Power corrupts, absolute power corrupts absolutely.
Now that the United States has expressed its desire to weaken the United Nations politically and to create a new world order in which the U.S. can become the sole, unrestrained power in the world, it will be important to watch how Europe responds. Prior to the war in Iraq, the European states of France and Germany were unwilling to support a U.S. led invasion. With the weight of the Security Council behind these two states, governments around the world watched to see if the U.S. would defy the United Nations and thus upset the balance of world order. The Bush administration decided to attack Iraq without U.N. support, which sent ominous signals throughout the world that the U.S. would no longer be restrained by the decrees of the U.N.
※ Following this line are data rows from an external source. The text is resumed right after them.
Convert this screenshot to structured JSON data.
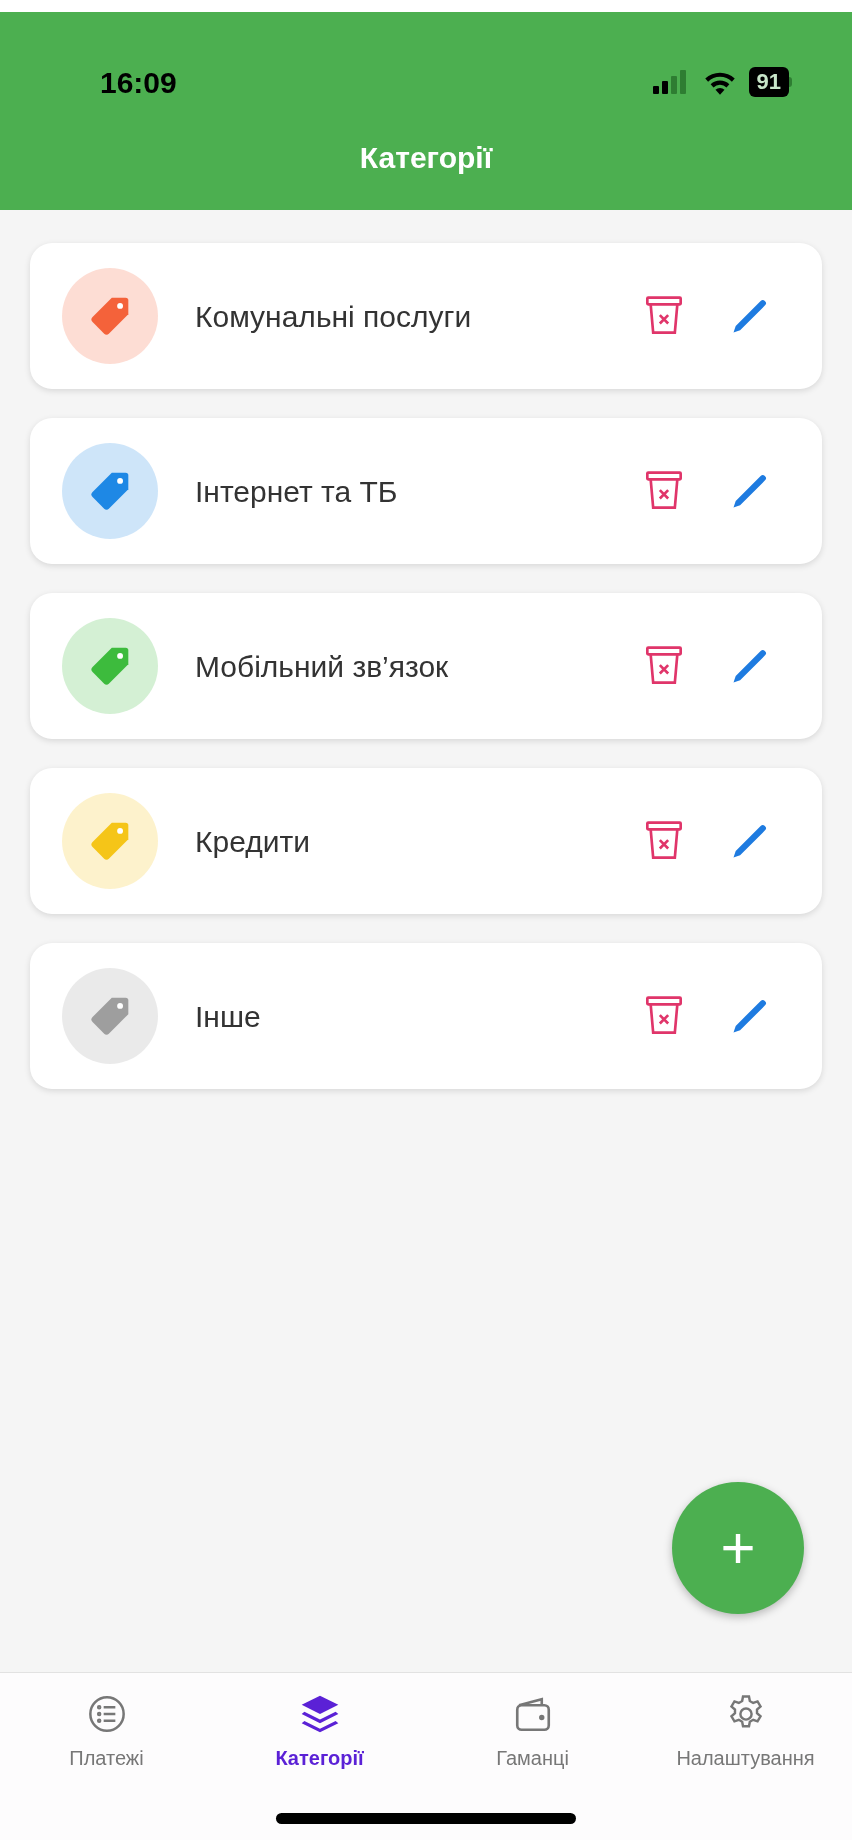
{
  "status_bar": {
    "time": "16:09",
    "battery": "91"
  },
  "header": {
    "title": "Категорії"
  },
  "categories": [
    {
      "name": "Комунальні послуги",
      "color": "#f4623a"
    },
    {
      "name": "Інтернет та ТБ",
      "color": "#1e88e5"
    },
    {
      "name": "Мобільний зв’язок",
      "color": "#3dbb3d"
    },
    {
      "name": "Кредити",
      "color": "#f5c518"
    },
    {
      "name": "Інше",
      "color": "#9e9e9e"
    }
  ],
  "fab": {
    "label": "+"
  },
  "tabs": [
    {
      "kind": "list",
      "label": "Платежі",
      "selected": false
    },
    {
      "kind": "layers",
      "label": "Категорії",
      "selected": true
    },
    {
      "kind": "wallet",
      "label": "Гаманці",
      "selected": false
    },
    {
      "kind": "gear",
      "label": "Налаштування",
      "selected": false
    }
  ]
}
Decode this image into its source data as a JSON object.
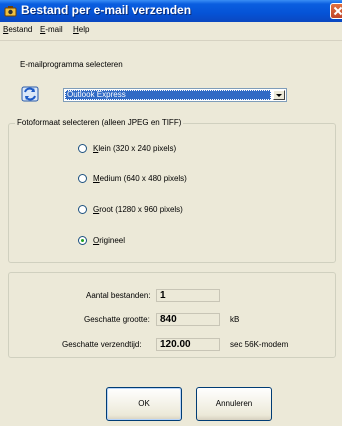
{
  "window": {
    "title": "Bestand per e-mail verzenden"
  },
  "menu": {
    "items": [
      "Bestand",
      "E-mail",
      "Help"
    ]
  },
  "email_program": {
    "label": "E-mailprogramma selecteren",
    "selected": "Outlook Express"
  },
  "photo_format": {
    "legend": "Fotoformaat selecteren (alleen JPEG en TIFF)",
    "options": [
      {
        "label": "Klein (320 x 240 pixels)",
        "checked": false
      },
      {
        "label": "Medium (640 x 480 pixels)",
        "checked": false
      },
      {
        "label": "Groot (1280 x 960 pixels)",
        "checked": false
      },
      {
        "label": "Origineel",
        "checked": true
      }
    ]
  },
  "stats": {
    "files_label": "Aantal bestanden:",
    "files_value": "1",
    "size_label": "Geschatte grootte:",
    "size_value": "840",
    "size_unit": "kB",
    "time_label": "Geschatte verzendtijd:",
    "time_value": "120.00",
    "time_unit": "sec 56K-modem"
  },
  "buttons": {
    "ok": "OK",
    "cancel": "Annuleren"
  },
  "colors": {
    "titlebar": "#0553d6",
    "selection": "#316ac5",
    "dialog_bg": "#ece9d8"
  }
}
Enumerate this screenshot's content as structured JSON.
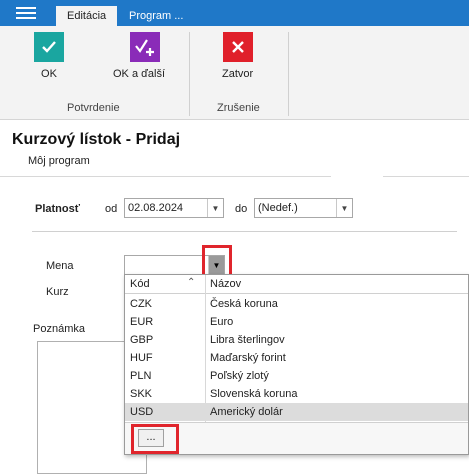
{
  "ribbon": {
    "tabs": [
      "Editácia",
      "Program ..."
    ],
    "buttons": {
      "ok": "OK",
      "ok_next": "OK a ďalší",
      "close": "Zatvor"
    },
    "groups": {
      "confirm": "Potvrdenie",
      "cancel": "Zrušenie"
    },
    "colors": {
      "ok": "#1aa6a0",
      "ok_next": "#8a2bb8",
      "close": "#e0202a",
      "bar": "#1f78c8"
    }
  },
  "page": {
    "title": "Kurzový lístok - Pridaj",
    "subtitle": "Môj program"
  },
  "form": {
    "validity_label": "Platnosť",
    "from_label": "od",
    "from_value": "02.08.2024",
    "to_label": "do",
    "to_value": "(Nedef.)",
    "currency_label": "Mena",
    "currency_value": "",
    "rate_label": "Kurz",
    "note_label": "Poznámka"
  },
  "dropdown": {
    "columns": [
      "Kód",
      "Názov"
    ],
    "rows": [
      {
        "code": "CZK",
        "name": "Česká koruna"
      },
      {
        "code": "EUR",
        "name": "Euro"
      },
      {
        "code": "GBP",
        "name": "Libra šterlingov"
      },
      {
        "code": "HUF",
        "name": "Maďarský forint"
      },
      {
        "code": "PLN",
        "name": "Poľský zlotý"
      },
      {
        "code": "SKK",
        "name": "Slovenská koruna"
      },
      {
        "code": "USD",
        "name": "Americký dolár"
      }
    ],
    "selected": "USD",
    "more_label": "..."
  }
}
In this new state of affairs, the U.S. will continue to stand unchallenged on the world stage until another state or group of states attempts to check its power. As of now, no such entity exists, and the members of the Bush administration have taken note of this situation and are thus pushing U.S. interests on the world. Because the U.S. wields an abundance of economic and military power, other powerful states are hesitant to stray too far from U.S. interests. China, for example, has the potential to check U.S. power; however, its growth potential is reliant on good relations with Washington. Because of the Sino-U.S. relationship, it will be France, Germany and Russia that will most likely be able to check U.S. power.
The major power brokers within the European Union -- France and Germany -- are unhappy with the recent changes in world order. Until recently, France was able to influence global relations through its permanent member status in the United Nations Security Council. Now, with the U.S. replacing the U.N. as the formal center of world order, France's power on the world stage has been greatly diminished, if not eradicated altogether. Germany is also unhappy with the United States limiting the power of Europe so it can become a global hegemon. Russia, like France, has a permanent seat on the U.N. Security Council; due to Washington's weakening of the U.N., Russia also lost considerable power in global affairs. For these reasons, France, Germany and Russia took a strong stance against a U.S. attack on Iraq.
But now there are signs that these states are willing to put up even more resistance. On April 29, the leaders of France, Germany, Belgium and Luxembourg agreed to work towards a European Security and Defense Union by the end of 2004. As part of this union, the four member states would combine resources to create a rapid reaction force capable of preventing conflicts and managing military problems anywhere in the world. Furthermore, this force would be commanded by an independent E.U. military command center just outside Brussels. Such a force, as stated by French President Jacques Chirac, is necessary in order to create "balance." Chirac added, "We need a stronger European Union and a strong United States."
Even more groundbreaking is the recent statements by the defense ministers of both France and Russia, in which they announced mutual intensified military cooperation and joint weapons production. Encouraged by Washington's decision to attack Iraq, both Paris and Moscow had increased political and diplomatic cooperation in recent months. Military collaboration between the major power brokers of the European Union and Russia could work to weaken U.S. global power. The advanced states of the European Union, combined with Russia's nuclear capability, could act to counter unrestrained U.S. power. This chain of events would provide the most credible restraint to current U.S. foreign policy aspirations and once again establish a world order that relies on balance, rather than one superpower with unilateral ambitions.